I am trying to input two characters from the user t number of times. Here is my code :
int main()
{
int t;
scanf("%d",&t);
char a,b;
for(i=0; i<t; i++)
{
printf("enter a: ");
scanf("%c",&a);
printf("enter b:");
scanf("%c",&b);
}
return 0;
}
Strangely the output the very first time is:
enter a:
enter b:
That is, the code doesn't wait for the value of a.
The problem is that scanf("%d", &t) leaves a newline in the input buffer, which is only consumed by scanf("%c", &a) (and hence a is assigned a newline character). You have to consume the newline with getchar();.
Another approach is to add a space in the scanf() format specifier to ignore leading whitespace characters (this includes newline).
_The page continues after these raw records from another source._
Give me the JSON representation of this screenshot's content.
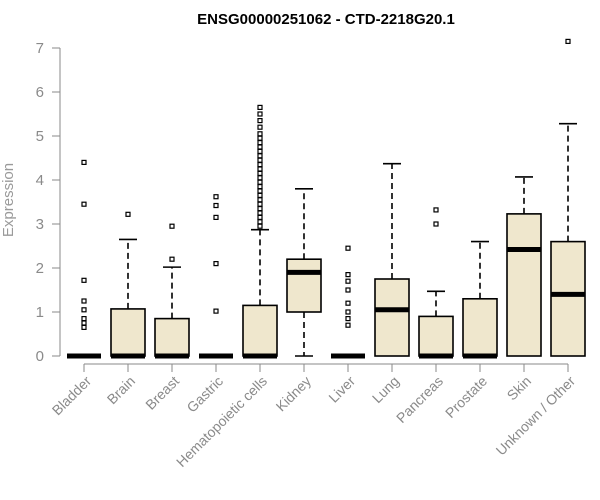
{
  "chart_data": {
    "type": "boxplot",
    "title": "ENSG00000251062 - CTD-2218G20.1",
    "ylabel": "Expression",
    "ylim": [
      0,
      7
    ],
    "yticks": [
      0,
      1,
      2,
      3,
      4,
      5,
      6,
      7
    ],
    "colors": {
      "box_fill": "#efe7cd",
      "stroke": "#000000",
      "axis": "#8a8a8a"
    },
    "categories": [
      "Bladder",
      "Brain",
      "Breast",
      "Gastric",
      "Hematopoietic cells",
      "Kidney",
      "Liver",
      "Lung",
      "Pancreas",
      "Prostate",
      "Skin",
      "Unknown / Other"
    ],
    "boxes": [
      {
        "q1": 0,
        "median": 0,
        "q3": 0,
        "whisker_low": 0,
        "whisker_high": 0,
        "outliers": [
          0.65,
          0.75,
          0.85,
          1.05,
          1.25,
          1.72,
          3.45,
          4.4
        ]
      },
      {
        "q1": 0,
        "median": 0,
        "q3": 1.07,
        "whisker_low": 0,
        "whisker_high": 2.65,
        "outliers": [
          3.22
        ]
      },
      {
        "q1": 0,
        "median": 0,
        "q3": 0.85,
        "whisker_low": 0,
        "whisker_high": 2.02,
        "outliers": [
          2.2,
          2.95
        ]
      },
      {
        "q1": 0,
        "median": 0,
        "q3": 0,
        "whisker_low": 0,
        "whisker_high": 0,
        "outliers": [
          1.02,
          2.1,
          3.15,
          3.42,
          3.62
        ]
      },
      {
        "q1": 0,
        "median": 0,
        "q3": 1.15,
        "whisker_low": 0,
        "whisker_high": 2.87,
        "outliers": [
          2.95,
          3.05,
          3.15,
          3.25,
          3.35,
          3.45,
          3.55,
          3.65,
          3.75,
          3.85,
          3.95,
          4.05,
          4.15,
          4.25,
          4.35,
          4.45,
          4.55,
          4.65,
          4.75,
          4.85,
          4.95,
          5.05,
          5.2,
          5.35,
          5.5,
          5.65
        ]
      },
      {
        "q1": 1.0,
        "median": 1.9,
        "q3": 2.2,
        "whisker_low": 0,
        "whisker_high": 3.8,
        "outliers": []
      },
      {
        "q1": 0,
        "median": 0,
        "q3": 0,
        "whisker_low": 0,
        "whisker_high": 0,
        "outliers": [
          0.7,
          0.85,
          1.0,
          1.2,
          1.5,
          1.7,
          1.85,
          2.45
        ]
      },
      {
        "q1": 0,
        "median": 1.05,
        "q3": 1.75,
        "whisker_low": 0,
        "whisker_high": 4.37,
        "outliers": []
      },
      {
        "q1": 0,
        "median": 0,
        "q3": 0.9,
        "whisker_low": 0,
        "whisker_high": 1.47,
        "outliers": [
          3.0,
          3.32
        ]
      },
      {
        "q1": 0,
        "median": 0,
        "q3": 1.3,
        "whisker_low": 0,
        "whisker_high": 2.6,
        "outliers": []
      },
      {
        "q1": 0,
        "median": 2.42,
        "q3": 3.23,
        "whisker_low": 0,
        "whisker_high": 4.07,
        "outliers": []
      },
      {
        "q1": 0,
        "median": 1.4,
        "q3": 2.6,
        "whisker_low": 0,
        "whisker_high": 5.28,
        "outliers": [
          7.15
        ]
      }
    ]
  }
}
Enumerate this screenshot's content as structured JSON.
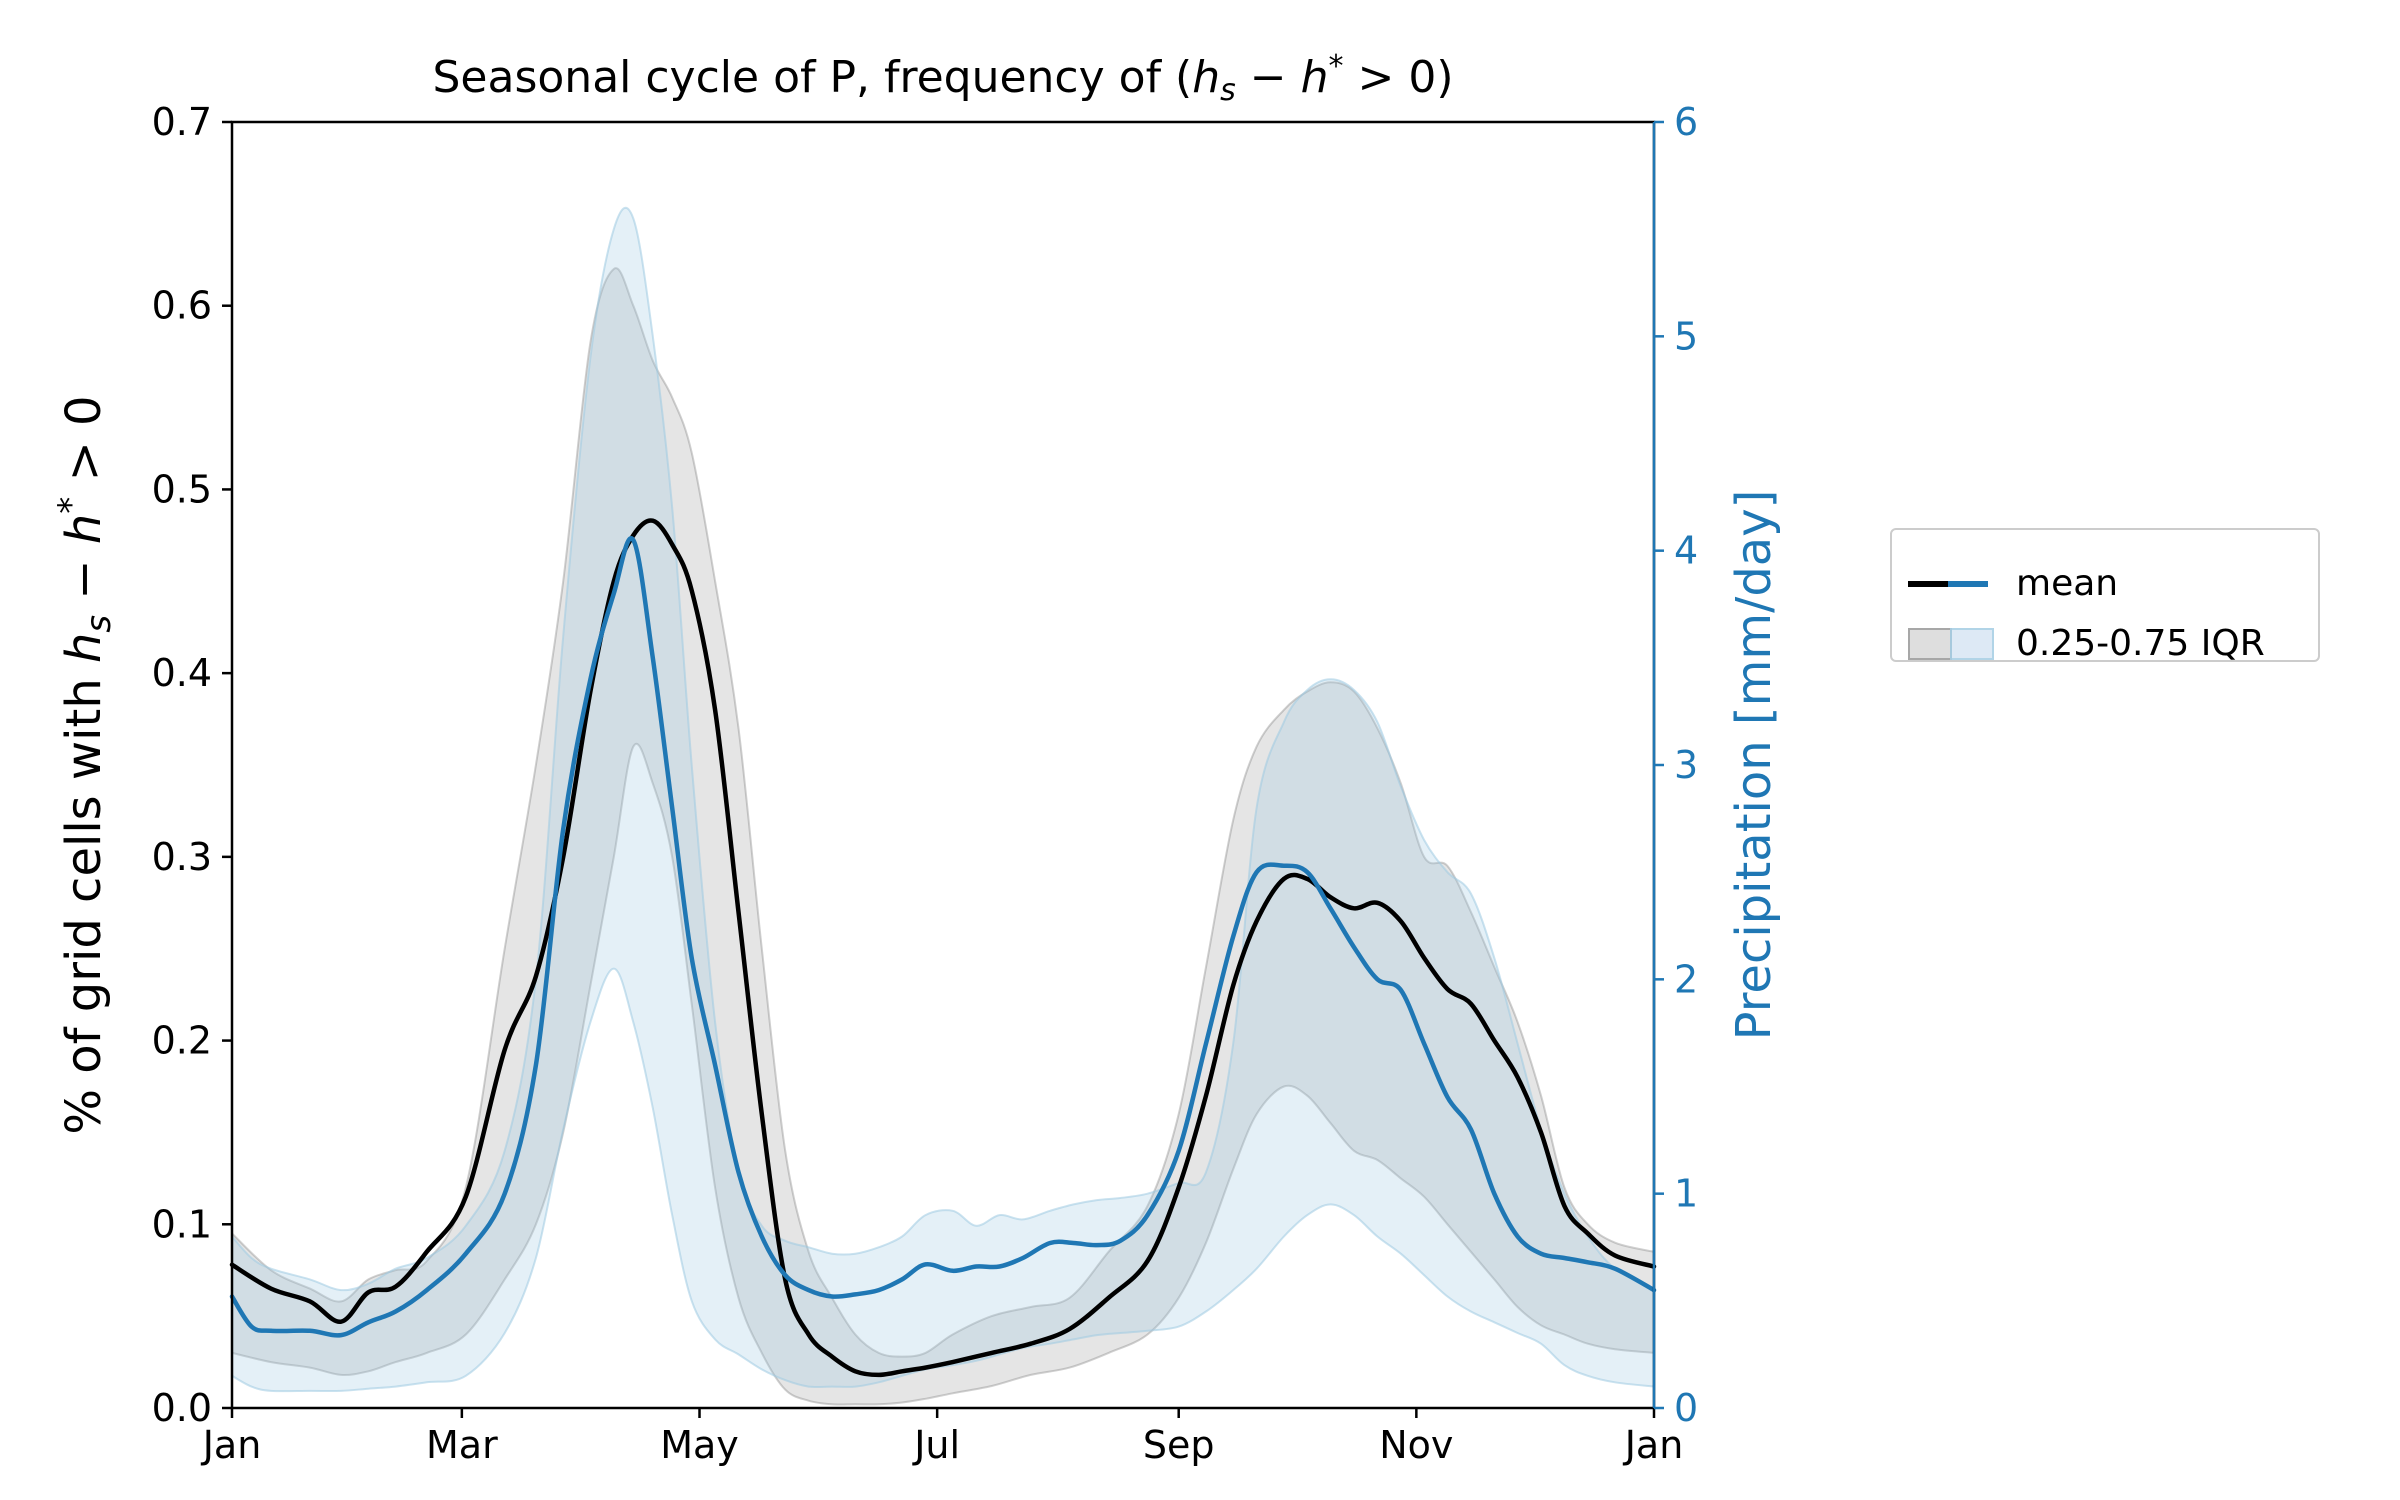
{
  "chart_data": {
    "type": "area",
    "title": "Seasonal cycle of P, frequency of (h_s − h* > 0)",
    "ylabel_left": "% of grid cells with h_s − h* > 0",
    "ylabel_right": "Precipitation [mm/day]",
    "xticks": [
      "Jan",
      "Mar",
      "May",
      "Jul",
      "Sep",
      "Nov",
      "Jan"
    ],
    "xtick_days": [
      0,
      59,
      120,
      181,
      243,
      304,
      365
    ],
    "xlim": [
      0,
      365
    ],
    "ylim_left": [
      0,
      0.7
    ],
    "ylim_right": [
      0,
      6
    ],
    "yticks_left": [
      "0.0",
      "0.1",
      "0.2",
      "0.3",
      "0.4",
      "0.5",
      "0.6",
      "0.7"
    ],
    "yticks_right": [
      "0",
      "1",
      "2",
      "3",
      "4",
      "5",
      "6"
    ],
    "grid": false,
    "legend_placement": "outside-right",
    "colors": {
      "frequency": "#000000",
      "precip": "#1f77b4",
      "frequency_band": "#bdbdbd",
      "precip_band": "#c6dbef"
    },
    "series": [
      {
        "name": "mean",
        "axis": "left",
        "x": [
          0,
          10,
          20,
          28,
          35,
          42,
          50,
          60,
          70,
          78,
          85,
          92,
          98,
          103,
          108,
          113,
          118,
          124,
          130,
          136,
          142,
          148,
          154,
          160,
          166,
          172,
          178,
          185,
          195,
          205,
          215,
          225,
          235,
          243,
          250,
          257,
          263,
          270,
          276,
          282,
          288,
          294,
          300,
          306,
          312,
          318,
          324,
          330,
          336,
          342,
          348,
          355,
          365
        ],
        "y": [
          0.078,
          0.065,
          0.058,
          0.047,
          0.063,
          0.066,
          0.085,
          0.115,
          0.195,
          0.235,
          0.3,
          0.39,
          0.45,
          0.475,
          0.483,
          0.47,
          0.445,
          0.38,
          0.27,
          0.16,
          0.07,
          0.04,
          0.028,
          0.02,
          0.018,
          0.02,
          0.022,
          0.025,
          0.03,
          0.035,
          0.043,
          0.06,
          0.08,
          0.12,
          0.17,
          0.23,
          0.265,
          0.288,
          0.288,
          0.278,
          0.272,
          0.275,
          0.265,
          0.245,
          0.228,
          0.22,
          0.2,
          0.18,
          0.15,
          0.11,
          0.095,
          0.083,
          0.077
        ]
      },
      {
        "name": "mean",
        "axis": "right",
        "x": [
          0,
          5,
          10,
          20,
          28,
          35,
          42,
          50,
          60,
          70,
          78,
          85,
          92,
          98,
          103,
          108,
          113,
          118,
          124,
          130,
          136,
          142,
          148,
          154,
          160,
          166,
          172,
          178,
          185,
          191,
          197,
          203,
          210,
          216,
          222,
          228,
          235,
          243,
          250,
          257,
          263,
          270,
          276,
          282,
          288,
          294,
          300,
          306,
          312,
          318,
          324,
          330,
          336,
          342,
          348,
          355,
          365
        ],
        "y": [
          0.52,
          0.38,
          0.36,
          0.36,
          0.34,
          0.4,
          0.45,
          0.55,
          0.72,
          1.0,
          1.6,
          2.7,
          3.4,
          3.8,
          4.05,
          3.5,
          2.8,
          2.1,
          1.6,
          1.1,
          0.8,
          0.62,
          0.55,
          0.52,
          0.53,
          0.55,
          0.6,
          0.67,
          0.64,
          0.66,
          0.66,
          0.7,
          0.77,
          0.77,
          0.76,
          0.78,
          0.9,
          1.2,
          1.7,
          2.2,
          2.5,
          2.53,
          2.5,
          2.33,
          2.15,
          2.0,
          1.95,
          1.7,
          1.45,
          1.3,
          1.0,
          0.8,
          0.72,
          0.7,
          0.68,
          0.65,
          0.55
        ]
      }
    ],
    "bands": [
      {
        "name": "0.25-0.75 IQR",
        "axis": "left",
        "x": [
          0,
          10,
          20,
          28,
          35,
          42,
          50,
          60,
          70,
          78,
          85,
          92,
          98,
          103,
          108,
          113,
          118,
          124,
          130,
          136,
          142,
          148,
          154,
          160,
          166,
          172,
          178,
          185,
          195,
          205,
          215,
          225,
          235,
          243,
          250,
          257,
          263,
          270,
          276,
          282,
          288,
          294,
          300,
          306,
          312,
          318,
          324,
          330,
          336,
          342,
          348,
          355,
          365
        ],
        "low": [
          0.03,
          0.025,
          0.022,
          0.018,
          0.02,
          0.025,
          0.03,
          0.04,
          0.07,
          0.1,
          0.15,
          0.23,
          0.3,
          0.36,
          0.34,
          0.3,
          0.22,
          0.12,
          0.06,
          0.03,
          0.01,
          0.004,
          0.002,
          0.002,
          0.002,
          0.003,
          0.005,
          0.008,
          0.012,
          0.018,
          0.022,
          0.03,
          0.04,
          0.06,
          0.09,
          0.13,
          0.16,
          0.175,
          0.17,
          0.155,
          0.14,
          0.135,
          0.125,
          0.115,
          0.1,
          0.085,
          0.07,
          0.055,
          0.045,
          0.04,
          0.035,
          0.032,
          0.03
        ],
        "high": [
          0.095,
          0.075,
          0.065,
          0.058,
          0.07,
          0.075,
          0.08,
          0.12,
          0.25,
          0.35,
          0.45,
          0.58,
          0.62,
          0.6,
          0.57,
          0.55,
          0.52,
          0.45,
          0.37,
          0.25,
          0.14,
          0.085,
          0.06,
          0.04,
          0.03,
          0.028,
          0.03,
          0.04,
          0.05,
          0.055,
          0.06,
          0.085,
          0.11,
          0.16,
          0.24,
          0.32,
          0.36,
          0.38,
          0.39,
          0.395,
          0.39,
          0.37,
          0.34,
          0.3,
          0.295,
          0.27,
          0.24,
          0.21,
          0.17,
          0.12,
          0.1,
          0.09,
          0.085
        ]
      },
      {
        "name": "0.25-0.75 IQR",
        "axis": "right",
        "x": [
          0,
          5,
          10,
          20,
          28,
          35,
          42,
          50,
          60,
          70,
          78,
          85,
          92,
          98,
          103,
          108,
          113,
          118,
          124,
          130,
          136,
          142,
          148,
          154,
          160,
          166,
          172,
          178,
          185,
          191,
          197,
          203,
          210,
          216,
          222,
          228,
          235,
          243,
          250,
          257,
          263,
          270,
          276,
          282,
          288,
          294,
          300,
          306,
          312,
          318,
          324,
          330,
          336,
          342,
          348,
          355,
          365
        ],
        "low": [
          0.15,
          0.1,
          0.08,
          0.08,
          0.08,
          0.09,
          0.1,
          0.12,
          0.15,
          0.35,
          0.7,
          1.3,
          1.8,
          2.05,
          1.8,
          1.4,
          0.9,
          0.5,
          0.32,
          0.25,
          0.18,
          0.13,
          0.1,
          0.1,
          0.1,
          0.12,
          0.15,
          0.18,
          0.2,
          0.22,
          0.25,
          0.28,
          0.3,
          0.32,
          0.34,
          0.35,
          0.36,
          0.38,
          0.45,
          0.55,
          0.65,
          0.8,
          0.9,
          0.95,
          0.9,
          0.8,
          0.72,
          0.62,
          0.52,
          0.45,
          0.4,
          0.35,
          0.3,
          0.2,
          0.15,
          0.12,
          0.1
        ],
        "high": [
          0.8,
          0.7,
          0.65,
          0.6,
          0.55,
          0.58,
          0.65,
          0.7,
          0.85,
          1.2,
          2.0,
          3.6,
          4.9,
          5.5,
          5.55,
          5.0,
          4.2,
          3.0,
          1.8,
          1.1,
          0.85,
          0.78,
          0.75,
          0.72,
          0.72,
          0.75,
          0.8,
          0.9,
          0.92,
          0.85,
          0.9,
          0.88,
          0.92,
          0.95,
          0.97,
          0.98,
          1.0,
          1.05,
          1.1,
          1.7,
          2.8,
          3.2,
          3.35,
          3.4,
          3.35,
          3.2,
          2.9,
          2.65,
          2.5,
          2.4,
          2.1,
          1.7,
          1.3,
          1.0,
          0.8,
          0.65,
          0.55
        ]
      }
    ]
  },
  "legend": {
    "items": [
      {
        "label": "mean"
      },
      {
        "label": "0.25-0.75 IQR"
      }
    ]
  }
}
Example:
for(i=0; i<t; i++)
{
printf("enter a: ");
scanf(" %c",&a);
printf("enter b: ");
scanf(" %c",&b);
}
If you prefer using getchar() to consume newlines, you'd have to do something like this:
for(i=0; i<t; i++)
{
getchar();
printf("enter a: ");
scanf("%c",&a);
getchar();
printf("enter b:");
scanf("%c",&b);
}
I personally consider the former approach superior, because it ignores any arbitrary number of whitespaces, whereas getchar() just consumes one.